Officials from across the state gathered Thursday at the Harvey County Courthouse to discuss water issues — conversations dominated, unsurprisingly, by the state's continuing drought.

According to Newton resident Byron Warta, who serves on a water-related committee and attended the meeting, western portions of the state have been hit particularly hard by a lack of moisture, and problems are likely to continue into the coming year.

"Yes, we've gotten some rain, but the rains are only recharging the surface and are not soaking deeper in our soils," he said.

The Kansas Water Authority met for most of the afternoon Thursday at the courthouse. The authority is made up of 12-15 members appointed by the governor. Each representative covers a different area of the water situation in the state, such as fish and wildlife, conservation, and industry.

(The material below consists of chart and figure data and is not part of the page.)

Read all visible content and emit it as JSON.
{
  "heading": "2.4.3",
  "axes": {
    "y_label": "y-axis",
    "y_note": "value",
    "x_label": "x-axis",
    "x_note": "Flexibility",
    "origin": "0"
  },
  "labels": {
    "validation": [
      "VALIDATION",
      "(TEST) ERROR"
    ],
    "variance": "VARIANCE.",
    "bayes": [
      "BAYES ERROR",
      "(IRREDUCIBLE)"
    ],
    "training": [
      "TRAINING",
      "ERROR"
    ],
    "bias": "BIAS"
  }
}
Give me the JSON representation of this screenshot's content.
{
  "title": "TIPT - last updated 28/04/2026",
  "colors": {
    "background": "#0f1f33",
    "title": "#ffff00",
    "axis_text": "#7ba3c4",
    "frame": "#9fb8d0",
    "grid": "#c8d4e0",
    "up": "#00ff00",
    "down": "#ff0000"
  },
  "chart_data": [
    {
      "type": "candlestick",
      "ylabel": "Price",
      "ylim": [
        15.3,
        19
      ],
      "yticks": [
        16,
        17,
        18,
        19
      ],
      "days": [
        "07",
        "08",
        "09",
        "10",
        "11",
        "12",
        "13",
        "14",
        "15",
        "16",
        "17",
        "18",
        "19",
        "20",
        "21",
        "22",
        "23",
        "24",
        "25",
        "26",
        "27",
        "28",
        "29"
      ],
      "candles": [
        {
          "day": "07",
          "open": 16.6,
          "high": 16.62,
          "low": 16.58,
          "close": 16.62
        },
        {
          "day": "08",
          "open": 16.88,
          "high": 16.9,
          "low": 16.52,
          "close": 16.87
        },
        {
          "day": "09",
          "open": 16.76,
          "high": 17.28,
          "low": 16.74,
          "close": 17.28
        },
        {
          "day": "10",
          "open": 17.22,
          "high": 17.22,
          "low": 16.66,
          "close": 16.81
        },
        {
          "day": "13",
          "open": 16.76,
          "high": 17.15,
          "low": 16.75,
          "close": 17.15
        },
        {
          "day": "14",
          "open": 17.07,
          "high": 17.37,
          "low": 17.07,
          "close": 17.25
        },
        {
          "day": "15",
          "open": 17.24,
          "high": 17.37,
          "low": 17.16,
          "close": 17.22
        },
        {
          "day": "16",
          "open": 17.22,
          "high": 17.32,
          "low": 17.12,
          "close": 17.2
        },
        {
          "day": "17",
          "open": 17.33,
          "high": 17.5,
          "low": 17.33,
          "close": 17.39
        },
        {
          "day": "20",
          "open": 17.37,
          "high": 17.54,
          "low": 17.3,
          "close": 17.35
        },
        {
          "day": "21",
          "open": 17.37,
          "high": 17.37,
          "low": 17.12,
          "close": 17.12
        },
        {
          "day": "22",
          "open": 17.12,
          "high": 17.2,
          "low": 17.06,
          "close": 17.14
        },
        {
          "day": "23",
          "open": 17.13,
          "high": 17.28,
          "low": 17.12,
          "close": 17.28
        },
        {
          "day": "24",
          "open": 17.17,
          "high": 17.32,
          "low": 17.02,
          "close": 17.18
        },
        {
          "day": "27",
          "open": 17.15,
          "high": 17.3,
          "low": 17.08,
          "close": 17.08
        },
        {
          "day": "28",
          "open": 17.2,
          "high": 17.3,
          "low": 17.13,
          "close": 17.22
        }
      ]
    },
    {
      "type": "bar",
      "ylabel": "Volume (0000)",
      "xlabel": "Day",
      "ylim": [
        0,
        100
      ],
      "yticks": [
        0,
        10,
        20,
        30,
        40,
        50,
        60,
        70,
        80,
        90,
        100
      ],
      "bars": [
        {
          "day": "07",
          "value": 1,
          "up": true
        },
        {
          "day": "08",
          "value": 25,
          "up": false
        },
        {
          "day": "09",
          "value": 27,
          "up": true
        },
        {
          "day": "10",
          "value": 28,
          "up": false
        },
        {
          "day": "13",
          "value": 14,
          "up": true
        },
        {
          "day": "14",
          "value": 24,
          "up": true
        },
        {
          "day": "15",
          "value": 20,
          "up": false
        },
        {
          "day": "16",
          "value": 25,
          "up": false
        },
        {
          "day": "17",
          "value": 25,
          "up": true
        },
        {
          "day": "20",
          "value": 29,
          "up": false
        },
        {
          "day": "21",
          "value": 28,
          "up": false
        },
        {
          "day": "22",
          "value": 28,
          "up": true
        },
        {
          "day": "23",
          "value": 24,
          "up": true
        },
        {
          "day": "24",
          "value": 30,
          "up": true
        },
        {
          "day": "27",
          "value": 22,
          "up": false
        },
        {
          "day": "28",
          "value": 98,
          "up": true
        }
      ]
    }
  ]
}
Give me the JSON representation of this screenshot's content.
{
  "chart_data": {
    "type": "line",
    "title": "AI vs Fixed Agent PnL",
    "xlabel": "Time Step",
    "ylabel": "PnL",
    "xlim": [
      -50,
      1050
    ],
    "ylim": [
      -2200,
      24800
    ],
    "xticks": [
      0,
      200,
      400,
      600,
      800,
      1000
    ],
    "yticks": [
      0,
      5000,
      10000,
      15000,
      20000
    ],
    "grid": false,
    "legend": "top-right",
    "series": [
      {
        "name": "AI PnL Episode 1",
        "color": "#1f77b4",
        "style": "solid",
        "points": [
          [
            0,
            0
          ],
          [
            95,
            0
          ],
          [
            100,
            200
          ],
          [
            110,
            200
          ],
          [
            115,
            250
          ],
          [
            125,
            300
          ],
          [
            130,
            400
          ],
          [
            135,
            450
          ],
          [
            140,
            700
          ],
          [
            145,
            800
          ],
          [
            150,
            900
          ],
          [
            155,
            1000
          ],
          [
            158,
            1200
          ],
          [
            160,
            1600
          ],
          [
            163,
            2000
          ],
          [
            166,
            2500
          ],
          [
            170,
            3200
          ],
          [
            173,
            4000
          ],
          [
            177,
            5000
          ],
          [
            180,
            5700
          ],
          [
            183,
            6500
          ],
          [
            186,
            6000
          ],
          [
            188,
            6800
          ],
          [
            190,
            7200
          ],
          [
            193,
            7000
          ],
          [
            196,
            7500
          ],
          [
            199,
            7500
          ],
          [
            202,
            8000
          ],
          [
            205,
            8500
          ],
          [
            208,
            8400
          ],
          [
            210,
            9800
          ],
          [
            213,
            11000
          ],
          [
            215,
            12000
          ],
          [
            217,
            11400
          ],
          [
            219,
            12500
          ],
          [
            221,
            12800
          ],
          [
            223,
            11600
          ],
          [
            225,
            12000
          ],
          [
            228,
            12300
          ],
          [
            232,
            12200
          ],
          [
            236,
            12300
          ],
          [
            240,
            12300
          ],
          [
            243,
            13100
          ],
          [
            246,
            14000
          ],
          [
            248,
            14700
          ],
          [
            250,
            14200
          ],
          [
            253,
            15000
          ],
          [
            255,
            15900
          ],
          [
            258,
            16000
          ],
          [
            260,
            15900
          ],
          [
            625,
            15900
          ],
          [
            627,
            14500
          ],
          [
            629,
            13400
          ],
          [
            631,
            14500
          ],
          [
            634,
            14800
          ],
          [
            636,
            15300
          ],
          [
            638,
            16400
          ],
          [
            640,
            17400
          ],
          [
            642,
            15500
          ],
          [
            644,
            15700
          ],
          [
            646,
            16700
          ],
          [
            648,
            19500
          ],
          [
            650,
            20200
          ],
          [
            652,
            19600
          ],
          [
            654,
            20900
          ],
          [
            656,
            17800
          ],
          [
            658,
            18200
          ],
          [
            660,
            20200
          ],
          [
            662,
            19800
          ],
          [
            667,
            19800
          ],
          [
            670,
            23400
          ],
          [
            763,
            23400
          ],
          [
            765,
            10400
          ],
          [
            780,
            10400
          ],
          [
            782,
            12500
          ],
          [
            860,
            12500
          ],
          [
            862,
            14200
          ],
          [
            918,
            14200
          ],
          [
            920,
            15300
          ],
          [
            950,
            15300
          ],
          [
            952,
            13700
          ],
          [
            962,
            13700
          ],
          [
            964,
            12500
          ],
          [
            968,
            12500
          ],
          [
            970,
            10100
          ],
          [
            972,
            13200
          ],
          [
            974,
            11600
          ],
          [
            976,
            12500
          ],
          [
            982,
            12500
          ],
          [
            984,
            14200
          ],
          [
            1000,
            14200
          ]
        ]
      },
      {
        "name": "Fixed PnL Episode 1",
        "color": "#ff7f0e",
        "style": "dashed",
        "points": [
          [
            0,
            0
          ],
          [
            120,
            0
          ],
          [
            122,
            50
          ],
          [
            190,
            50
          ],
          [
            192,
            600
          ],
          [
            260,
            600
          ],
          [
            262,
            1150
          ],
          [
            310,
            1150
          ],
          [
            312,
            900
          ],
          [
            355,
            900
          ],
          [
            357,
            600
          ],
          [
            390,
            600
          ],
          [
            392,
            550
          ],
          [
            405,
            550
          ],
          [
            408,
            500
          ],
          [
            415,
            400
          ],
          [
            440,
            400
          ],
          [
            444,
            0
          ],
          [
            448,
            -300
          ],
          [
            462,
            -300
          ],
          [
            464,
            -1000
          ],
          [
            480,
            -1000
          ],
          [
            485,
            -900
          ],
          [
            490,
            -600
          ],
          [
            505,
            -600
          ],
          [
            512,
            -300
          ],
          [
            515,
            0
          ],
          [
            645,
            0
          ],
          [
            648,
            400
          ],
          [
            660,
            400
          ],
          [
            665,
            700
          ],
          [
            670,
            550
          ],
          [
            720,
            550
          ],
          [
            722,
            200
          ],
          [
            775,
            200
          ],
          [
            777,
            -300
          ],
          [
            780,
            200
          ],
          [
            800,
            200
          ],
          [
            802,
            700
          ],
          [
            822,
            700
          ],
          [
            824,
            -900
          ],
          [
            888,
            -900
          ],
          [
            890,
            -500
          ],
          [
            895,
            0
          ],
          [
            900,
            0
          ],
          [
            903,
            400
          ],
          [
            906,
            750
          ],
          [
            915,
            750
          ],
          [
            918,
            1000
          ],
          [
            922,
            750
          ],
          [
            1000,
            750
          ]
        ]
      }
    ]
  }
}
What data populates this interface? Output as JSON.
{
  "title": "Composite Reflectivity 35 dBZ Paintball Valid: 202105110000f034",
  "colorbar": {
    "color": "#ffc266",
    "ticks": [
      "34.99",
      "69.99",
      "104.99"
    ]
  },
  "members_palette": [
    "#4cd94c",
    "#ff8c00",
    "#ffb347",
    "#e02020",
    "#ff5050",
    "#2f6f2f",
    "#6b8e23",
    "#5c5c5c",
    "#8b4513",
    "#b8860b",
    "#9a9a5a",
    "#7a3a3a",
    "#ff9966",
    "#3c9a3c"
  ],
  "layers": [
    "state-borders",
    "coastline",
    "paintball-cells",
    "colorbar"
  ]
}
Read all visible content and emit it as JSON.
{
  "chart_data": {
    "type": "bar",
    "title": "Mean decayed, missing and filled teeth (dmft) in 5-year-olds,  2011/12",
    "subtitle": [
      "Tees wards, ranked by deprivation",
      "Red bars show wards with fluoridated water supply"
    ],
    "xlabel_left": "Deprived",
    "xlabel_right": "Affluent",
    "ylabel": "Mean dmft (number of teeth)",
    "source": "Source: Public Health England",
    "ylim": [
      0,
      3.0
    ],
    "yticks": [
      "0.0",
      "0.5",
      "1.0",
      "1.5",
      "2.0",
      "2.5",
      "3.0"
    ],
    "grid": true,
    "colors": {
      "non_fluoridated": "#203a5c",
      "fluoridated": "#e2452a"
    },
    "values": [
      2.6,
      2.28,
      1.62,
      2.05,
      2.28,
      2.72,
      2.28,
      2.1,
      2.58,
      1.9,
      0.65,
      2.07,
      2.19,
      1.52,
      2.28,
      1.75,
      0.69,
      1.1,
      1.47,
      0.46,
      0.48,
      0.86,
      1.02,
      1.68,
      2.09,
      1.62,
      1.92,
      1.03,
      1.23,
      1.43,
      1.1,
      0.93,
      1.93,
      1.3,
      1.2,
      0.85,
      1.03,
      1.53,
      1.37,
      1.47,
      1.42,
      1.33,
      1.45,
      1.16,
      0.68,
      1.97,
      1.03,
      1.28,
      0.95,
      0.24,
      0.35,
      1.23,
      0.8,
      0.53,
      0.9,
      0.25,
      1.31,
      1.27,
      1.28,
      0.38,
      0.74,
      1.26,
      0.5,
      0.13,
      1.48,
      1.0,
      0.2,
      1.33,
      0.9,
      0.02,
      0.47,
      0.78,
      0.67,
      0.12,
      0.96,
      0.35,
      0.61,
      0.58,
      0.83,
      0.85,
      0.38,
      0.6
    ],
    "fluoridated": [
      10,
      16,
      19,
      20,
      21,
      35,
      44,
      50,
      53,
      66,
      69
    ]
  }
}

They make recommendations on water policy to state legislators and the governor.

Warta serves as the conservation representative on one of the state's Basin Advisory Committees, which were first established in each of the 12 river basins in Kansas in 1985. He's a rep on the Lower Arkansas BAC, which includes Harvey County and stretches from Larned to the Oklahoma state line.

One of the issues discussed at the meeting was the Kansas Water Plan, used by the state to address current water resource issues and to plan for future needs. Goals for the plan's five-year update include improving the state’s water quality; ensuring each citizen has a reliable water supply; reducing vulnerability to extreme events, such as flooding and drought; developing and maintaining state and local water infrastructure; and improving recreational opportunities available to citizens.

The Kansas Water Office reports although recent rains and snows have provided some drought relief, the state remains well below normal in total precipitation. Current indications are the drought will continue into the summer for portions of Kansas. Soil moistures and lake levels remain below normal. Public water suppliers have begun developing emergency conservation plans.

Officials at the meeting agreed they'd like to see more public involvement in water issues and increase public interest in the state's water plan — and not just when there's a water crisis.

“Perhaps you’ve seen this spoof called the ‘hydro-illogical cycle,’ which consists of several phases: rain, apathy, drought, awareness, concern, panic and rain, in that order,” Director Tracy Streeter wrote in a recent Kansas Water Office report. “While we welcome the precipitation when it arrives, we cannot allow ourselves to become complacent, and we have to address our water resource vulnerabilities.”